Recently, my interest stumbled on a website (https://therinspark.com/) that made me want to learn more about big data analytics with Hadoop and Spark using R. The choice of interface for learning Big Data Analytics using Hadoop and Spark is more than one, usually using python but I don’t have any experience with python and I don’t want to mess up my working computer environment. So, I decided to jump on and ready to make my hand dirty when preparing the environment
So, I follow the instructions written on the web, the first obstacle is to install Hadoop through sparklyr library. Either my connection is not good enough or the repository mirror is not tolerate the delay, and the download process of spark-3.2.3-bin-hadoop2.7 was unsuccessful. Poking around with how to install Spark-Hadoop and then found a clue that I can install it another way. Here are the steps that I has been done to make the Spark – Hadoop work with R in my Manjaro Linux;
- Install the sparklyr library using install.packages(“spraklyr”)
- Load the library -> library(sparklyr)
- check the available spark-Hadoop version using spark_available_version()
4. The newest version is spark 3.3, but if I try to download it, it gave an error message
5. so, I use version 3.2 and execute the spark_install(version=”3.2″)
Fig 2 shows that the spark-hadoop download process failed.

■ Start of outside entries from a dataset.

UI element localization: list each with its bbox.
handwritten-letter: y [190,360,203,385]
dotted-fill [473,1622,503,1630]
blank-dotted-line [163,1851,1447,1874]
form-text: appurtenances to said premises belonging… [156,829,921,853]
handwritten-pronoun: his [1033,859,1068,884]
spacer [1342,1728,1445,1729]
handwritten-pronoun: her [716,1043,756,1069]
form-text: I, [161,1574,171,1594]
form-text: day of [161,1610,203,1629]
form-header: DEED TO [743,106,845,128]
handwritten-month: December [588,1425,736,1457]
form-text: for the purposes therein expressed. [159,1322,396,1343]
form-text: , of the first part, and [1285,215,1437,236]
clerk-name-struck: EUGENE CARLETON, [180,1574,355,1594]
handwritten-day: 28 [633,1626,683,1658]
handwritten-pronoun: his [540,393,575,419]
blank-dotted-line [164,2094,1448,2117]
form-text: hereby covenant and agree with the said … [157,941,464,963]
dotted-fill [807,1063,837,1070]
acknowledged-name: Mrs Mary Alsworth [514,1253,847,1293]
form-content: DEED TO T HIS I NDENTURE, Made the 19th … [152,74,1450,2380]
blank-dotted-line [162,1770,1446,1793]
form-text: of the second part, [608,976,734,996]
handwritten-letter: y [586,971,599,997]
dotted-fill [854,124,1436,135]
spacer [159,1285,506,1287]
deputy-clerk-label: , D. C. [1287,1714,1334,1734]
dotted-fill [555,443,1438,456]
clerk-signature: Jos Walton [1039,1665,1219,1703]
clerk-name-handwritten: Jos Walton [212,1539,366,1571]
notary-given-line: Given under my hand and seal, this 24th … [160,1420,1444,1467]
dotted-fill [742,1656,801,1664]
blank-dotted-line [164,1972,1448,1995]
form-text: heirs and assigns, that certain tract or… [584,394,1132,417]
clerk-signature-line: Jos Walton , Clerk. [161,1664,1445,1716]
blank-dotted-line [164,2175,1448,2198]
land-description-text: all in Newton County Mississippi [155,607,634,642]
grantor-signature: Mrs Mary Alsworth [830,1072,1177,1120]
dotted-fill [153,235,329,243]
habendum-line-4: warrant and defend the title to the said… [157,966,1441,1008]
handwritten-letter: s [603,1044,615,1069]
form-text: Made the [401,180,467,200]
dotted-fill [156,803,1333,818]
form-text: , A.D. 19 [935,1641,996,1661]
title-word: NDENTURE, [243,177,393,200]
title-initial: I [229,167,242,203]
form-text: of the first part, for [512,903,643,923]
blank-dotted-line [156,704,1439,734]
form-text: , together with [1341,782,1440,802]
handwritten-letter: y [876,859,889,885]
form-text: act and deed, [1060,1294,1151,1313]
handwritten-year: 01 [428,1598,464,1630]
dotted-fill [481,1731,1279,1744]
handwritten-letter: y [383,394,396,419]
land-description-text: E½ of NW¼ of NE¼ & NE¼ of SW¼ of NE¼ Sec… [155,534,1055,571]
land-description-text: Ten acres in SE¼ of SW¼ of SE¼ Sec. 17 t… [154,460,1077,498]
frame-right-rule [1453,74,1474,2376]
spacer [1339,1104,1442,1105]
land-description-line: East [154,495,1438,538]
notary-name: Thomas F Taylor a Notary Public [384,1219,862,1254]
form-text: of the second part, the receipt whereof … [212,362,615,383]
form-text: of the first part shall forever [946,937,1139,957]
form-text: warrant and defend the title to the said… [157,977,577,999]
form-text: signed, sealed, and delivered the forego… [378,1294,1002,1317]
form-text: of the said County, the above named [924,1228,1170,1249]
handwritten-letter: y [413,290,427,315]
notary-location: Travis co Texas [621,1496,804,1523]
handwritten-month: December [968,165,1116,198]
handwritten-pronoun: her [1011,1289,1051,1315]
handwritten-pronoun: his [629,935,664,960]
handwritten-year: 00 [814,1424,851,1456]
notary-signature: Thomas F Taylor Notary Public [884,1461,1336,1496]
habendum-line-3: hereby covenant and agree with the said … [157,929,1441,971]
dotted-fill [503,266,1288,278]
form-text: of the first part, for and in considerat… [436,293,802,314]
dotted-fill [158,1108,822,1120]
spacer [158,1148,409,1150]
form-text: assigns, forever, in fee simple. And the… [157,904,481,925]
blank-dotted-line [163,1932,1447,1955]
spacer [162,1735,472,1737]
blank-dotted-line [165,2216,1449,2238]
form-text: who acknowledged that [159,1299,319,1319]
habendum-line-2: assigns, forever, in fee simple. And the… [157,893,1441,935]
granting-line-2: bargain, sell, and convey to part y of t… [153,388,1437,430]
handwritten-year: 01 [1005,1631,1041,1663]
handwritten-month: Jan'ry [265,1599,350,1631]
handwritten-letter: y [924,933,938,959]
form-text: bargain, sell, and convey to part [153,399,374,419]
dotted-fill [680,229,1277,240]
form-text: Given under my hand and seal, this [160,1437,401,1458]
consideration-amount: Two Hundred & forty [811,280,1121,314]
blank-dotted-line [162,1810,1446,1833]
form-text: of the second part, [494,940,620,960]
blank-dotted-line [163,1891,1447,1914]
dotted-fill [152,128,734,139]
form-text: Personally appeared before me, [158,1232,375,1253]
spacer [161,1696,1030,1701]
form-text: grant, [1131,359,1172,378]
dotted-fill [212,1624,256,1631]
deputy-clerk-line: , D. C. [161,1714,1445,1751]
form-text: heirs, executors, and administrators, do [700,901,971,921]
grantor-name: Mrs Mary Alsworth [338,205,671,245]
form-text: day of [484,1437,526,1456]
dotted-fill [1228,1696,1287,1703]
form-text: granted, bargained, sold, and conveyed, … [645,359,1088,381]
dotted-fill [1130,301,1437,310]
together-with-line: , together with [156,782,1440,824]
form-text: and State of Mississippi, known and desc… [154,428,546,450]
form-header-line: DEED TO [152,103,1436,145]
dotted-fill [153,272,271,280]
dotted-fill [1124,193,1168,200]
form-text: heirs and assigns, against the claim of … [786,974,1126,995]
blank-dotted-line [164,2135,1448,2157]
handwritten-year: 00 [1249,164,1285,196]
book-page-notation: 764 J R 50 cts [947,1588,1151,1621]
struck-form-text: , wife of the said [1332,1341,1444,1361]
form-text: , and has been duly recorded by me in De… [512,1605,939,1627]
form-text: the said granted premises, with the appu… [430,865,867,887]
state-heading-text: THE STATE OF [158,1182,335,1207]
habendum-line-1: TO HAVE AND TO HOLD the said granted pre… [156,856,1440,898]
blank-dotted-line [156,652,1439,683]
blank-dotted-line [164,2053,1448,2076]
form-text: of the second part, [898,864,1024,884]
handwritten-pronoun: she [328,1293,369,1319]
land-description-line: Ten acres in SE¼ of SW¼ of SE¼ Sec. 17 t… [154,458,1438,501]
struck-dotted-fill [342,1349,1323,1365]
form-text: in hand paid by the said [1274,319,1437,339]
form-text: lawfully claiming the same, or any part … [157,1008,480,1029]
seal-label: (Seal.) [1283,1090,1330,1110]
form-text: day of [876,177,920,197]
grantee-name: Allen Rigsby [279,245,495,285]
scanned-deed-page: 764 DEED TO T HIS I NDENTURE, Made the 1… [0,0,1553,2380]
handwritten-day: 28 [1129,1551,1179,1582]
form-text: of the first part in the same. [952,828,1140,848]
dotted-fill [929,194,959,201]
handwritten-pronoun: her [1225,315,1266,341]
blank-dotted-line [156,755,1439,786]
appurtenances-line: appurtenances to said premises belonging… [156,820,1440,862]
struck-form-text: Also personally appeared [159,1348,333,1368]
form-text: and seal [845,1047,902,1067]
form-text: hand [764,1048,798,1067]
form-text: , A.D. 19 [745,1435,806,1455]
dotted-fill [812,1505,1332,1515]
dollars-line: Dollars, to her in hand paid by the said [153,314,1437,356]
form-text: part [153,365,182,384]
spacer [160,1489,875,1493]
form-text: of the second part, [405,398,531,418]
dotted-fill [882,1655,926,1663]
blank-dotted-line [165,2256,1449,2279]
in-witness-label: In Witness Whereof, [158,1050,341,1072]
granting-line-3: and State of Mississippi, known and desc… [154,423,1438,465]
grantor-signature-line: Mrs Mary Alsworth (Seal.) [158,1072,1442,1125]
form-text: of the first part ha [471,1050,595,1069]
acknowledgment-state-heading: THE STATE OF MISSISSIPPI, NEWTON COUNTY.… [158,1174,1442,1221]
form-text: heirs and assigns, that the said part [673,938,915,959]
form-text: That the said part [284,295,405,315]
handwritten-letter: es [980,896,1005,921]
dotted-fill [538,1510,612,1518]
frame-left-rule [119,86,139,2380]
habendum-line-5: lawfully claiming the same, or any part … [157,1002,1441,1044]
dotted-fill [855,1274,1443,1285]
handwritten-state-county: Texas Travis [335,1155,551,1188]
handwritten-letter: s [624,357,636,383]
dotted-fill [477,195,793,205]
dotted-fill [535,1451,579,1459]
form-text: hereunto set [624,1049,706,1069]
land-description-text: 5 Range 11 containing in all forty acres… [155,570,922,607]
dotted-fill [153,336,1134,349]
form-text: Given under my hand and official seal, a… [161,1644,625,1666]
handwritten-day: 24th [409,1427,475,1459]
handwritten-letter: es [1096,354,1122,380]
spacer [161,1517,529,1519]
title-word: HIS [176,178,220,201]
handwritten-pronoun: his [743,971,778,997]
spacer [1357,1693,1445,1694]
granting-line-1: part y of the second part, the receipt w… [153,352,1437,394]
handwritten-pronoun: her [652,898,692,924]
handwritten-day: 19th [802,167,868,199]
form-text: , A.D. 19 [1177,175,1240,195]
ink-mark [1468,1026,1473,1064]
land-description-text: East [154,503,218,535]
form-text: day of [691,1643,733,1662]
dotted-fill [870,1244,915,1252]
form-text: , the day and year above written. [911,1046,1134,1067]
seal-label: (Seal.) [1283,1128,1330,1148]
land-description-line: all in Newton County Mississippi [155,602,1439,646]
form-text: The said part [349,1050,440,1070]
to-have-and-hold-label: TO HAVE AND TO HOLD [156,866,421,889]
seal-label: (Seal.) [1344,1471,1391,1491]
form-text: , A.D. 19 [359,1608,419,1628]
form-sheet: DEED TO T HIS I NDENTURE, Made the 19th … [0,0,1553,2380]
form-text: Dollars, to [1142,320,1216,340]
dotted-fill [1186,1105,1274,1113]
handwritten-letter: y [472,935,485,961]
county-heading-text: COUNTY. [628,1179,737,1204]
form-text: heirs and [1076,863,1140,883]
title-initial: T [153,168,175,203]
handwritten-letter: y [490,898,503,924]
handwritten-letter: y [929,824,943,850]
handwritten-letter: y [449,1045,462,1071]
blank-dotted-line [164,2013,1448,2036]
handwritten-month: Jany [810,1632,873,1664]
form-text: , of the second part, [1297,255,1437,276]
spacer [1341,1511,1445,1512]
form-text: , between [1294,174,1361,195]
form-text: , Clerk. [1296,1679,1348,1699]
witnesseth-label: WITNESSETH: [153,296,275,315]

But, I’ve got the link for downloading the file, so I do download the file using the web browser, then put the file in the working directory where you want to work with.

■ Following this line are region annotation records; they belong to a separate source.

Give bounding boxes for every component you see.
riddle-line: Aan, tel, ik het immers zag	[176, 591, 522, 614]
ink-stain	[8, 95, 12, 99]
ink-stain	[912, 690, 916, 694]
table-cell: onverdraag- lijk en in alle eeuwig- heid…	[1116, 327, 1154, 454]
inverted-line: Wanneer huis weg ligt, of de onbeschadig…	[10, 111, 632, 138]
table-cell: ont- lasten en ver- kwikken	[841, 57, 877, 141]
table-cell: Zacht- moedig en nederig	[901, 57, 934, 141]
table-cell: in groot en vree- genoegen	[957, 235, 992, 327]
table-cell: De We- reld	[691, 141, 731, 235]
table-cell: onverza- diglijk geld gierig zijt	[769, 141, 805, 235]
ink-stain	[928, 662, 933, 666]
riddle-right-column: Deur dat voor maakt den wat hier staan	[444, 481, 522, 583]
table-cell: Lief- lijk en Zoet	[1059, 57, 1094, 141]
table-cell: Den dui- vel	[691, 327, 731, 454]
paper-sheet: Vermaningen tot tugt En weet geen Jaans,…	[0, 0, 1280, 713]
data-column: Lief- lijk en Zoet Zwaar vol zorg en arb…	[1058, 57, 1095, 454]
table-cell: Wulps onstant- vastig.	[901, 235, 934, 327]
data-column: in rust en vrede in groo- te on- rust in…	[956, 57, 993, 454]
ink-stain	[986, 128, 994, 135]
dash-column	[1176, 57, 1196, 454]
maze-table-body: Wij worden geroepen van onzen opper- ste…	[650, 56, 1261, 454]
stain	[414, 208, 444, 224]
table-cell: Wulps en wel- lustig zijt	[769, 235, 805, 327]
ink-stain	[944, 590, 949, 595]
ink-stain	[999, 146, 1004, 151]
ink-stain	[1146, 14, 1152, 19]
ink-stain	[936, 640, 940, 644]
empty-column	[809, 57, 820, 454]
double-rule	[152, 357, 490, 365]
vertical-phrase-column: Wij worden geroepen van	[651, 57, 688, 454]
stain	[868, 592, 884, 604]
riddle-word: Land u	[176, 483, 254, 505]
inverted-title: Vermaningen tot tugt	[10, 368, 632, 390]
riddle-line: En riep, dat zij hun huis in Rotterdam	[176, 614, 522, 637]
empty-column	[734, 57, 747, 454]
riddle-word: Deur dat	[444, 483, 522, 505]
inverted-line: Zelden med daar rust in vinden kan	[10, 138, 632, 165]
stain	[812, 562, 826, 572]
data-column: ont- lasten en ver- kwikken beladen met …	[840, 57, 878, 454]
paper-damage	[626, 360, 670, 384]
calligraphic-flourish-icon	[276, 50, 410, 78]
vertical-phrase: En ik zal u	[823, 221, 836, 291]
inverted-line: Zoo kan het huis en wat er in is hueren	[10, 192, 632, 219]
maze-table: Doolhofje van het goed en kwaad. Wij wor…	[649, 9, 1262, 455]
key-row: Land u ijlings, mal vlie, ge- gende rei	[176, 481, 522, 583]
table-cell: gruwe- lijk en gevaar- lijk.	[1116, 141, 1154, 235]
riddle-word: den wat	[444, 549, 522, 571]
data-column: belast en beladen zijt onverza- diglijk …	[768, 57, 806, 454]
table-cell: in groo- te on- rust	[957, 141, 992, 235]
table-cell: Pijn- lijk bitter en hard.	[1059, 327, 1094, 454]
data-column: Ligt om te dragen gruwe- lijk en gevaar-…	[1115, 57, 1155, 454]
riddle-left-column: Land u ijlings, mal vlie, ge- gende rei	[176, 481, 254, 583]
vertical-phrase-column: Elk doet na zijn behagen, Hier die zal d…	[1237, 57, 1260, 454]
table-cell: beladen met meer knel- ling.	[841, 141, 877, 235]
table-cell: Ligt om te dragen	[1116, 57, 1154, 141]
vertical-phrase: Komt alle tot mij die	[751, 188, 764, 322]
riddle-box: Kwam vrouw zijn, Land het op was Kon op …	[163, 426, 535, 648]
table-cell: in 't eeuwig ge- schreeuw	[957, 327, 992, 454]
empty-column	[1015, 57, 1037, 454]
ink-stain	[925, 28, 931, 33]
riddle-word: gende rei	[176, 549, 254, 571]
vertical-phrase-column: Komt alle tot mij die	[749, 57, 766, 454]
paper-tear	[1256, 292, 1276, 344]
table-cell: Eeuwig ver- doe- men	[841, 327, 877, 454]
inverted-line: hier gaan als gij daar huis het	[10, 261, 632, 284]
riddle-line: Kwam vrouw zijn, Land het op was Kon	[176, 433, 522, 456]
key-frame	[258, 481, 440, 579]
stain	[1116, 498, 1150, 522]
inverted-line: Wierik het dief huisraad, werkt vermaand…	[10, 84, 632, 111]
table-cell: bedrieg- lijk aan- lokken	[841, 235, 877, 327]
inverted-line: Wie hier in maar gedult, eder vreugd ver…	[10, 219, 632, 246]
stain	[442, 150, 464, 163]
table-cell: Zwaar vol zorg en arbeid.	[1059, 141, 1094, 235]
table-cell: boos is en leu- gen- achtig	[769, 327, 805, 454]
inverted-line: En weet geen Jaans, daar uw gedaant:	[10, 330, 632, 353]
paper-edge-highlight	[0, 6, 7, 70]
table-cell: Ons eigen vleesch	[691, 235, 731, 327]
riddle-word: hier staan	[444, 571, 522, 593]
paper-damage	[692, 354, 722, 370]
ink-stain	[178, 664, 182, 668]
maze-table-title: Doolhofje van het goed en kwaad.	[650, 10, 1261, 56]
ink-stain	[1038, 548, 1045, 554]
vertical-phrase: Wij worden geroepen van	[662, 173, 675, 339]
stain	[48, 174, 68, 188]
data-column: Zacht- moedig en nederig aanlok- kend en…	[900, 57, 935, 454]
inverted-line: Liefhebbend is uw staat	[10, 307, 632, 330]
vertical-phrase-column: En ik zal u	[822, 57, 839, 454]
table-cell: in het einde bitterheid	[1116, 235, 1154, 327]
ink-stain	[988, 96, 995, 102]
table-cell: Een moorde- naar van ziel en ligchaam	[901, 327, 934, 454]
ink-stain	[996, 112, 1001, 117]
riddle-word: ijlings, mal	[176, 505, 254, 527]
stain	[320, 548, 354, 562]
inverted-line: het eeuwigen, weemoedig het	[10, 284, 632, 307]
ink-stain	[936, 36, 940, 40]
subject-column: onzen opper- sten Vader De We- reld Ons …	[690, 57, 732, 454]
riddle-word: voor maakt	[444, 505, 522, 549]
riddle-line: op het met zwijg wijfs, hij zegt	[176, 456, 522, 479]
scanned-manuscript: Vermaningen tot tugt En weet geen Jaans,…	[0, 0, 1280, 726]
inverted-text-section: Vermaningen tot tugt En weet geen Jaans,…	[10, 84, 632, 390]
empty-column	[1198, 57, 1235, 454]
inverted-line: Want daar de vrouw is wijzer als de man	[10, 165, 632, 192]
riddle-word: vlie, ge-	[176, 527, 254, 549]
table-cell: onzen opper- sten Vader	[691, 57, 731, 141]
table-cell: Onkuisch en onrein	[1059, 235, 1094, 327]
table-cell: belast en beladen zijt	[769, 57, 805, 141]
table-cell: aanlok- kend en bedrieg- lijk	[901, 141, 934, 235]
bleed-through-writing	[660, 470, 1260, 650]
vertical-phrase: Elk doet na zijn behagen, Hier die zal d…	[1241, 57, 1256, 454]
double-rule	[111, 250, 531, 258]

6. load the sparklyr library and then execute spark_install_tar(“<file name>”).
7. the installation process will begin then after finishing you can use the spark-hadoop for learning big data analytics.
Note: Don’t forget to check your JDK version according to the book, it uses the openjdk8. if your java version is higher, consider downgrading the java and setup the environment variable of your system.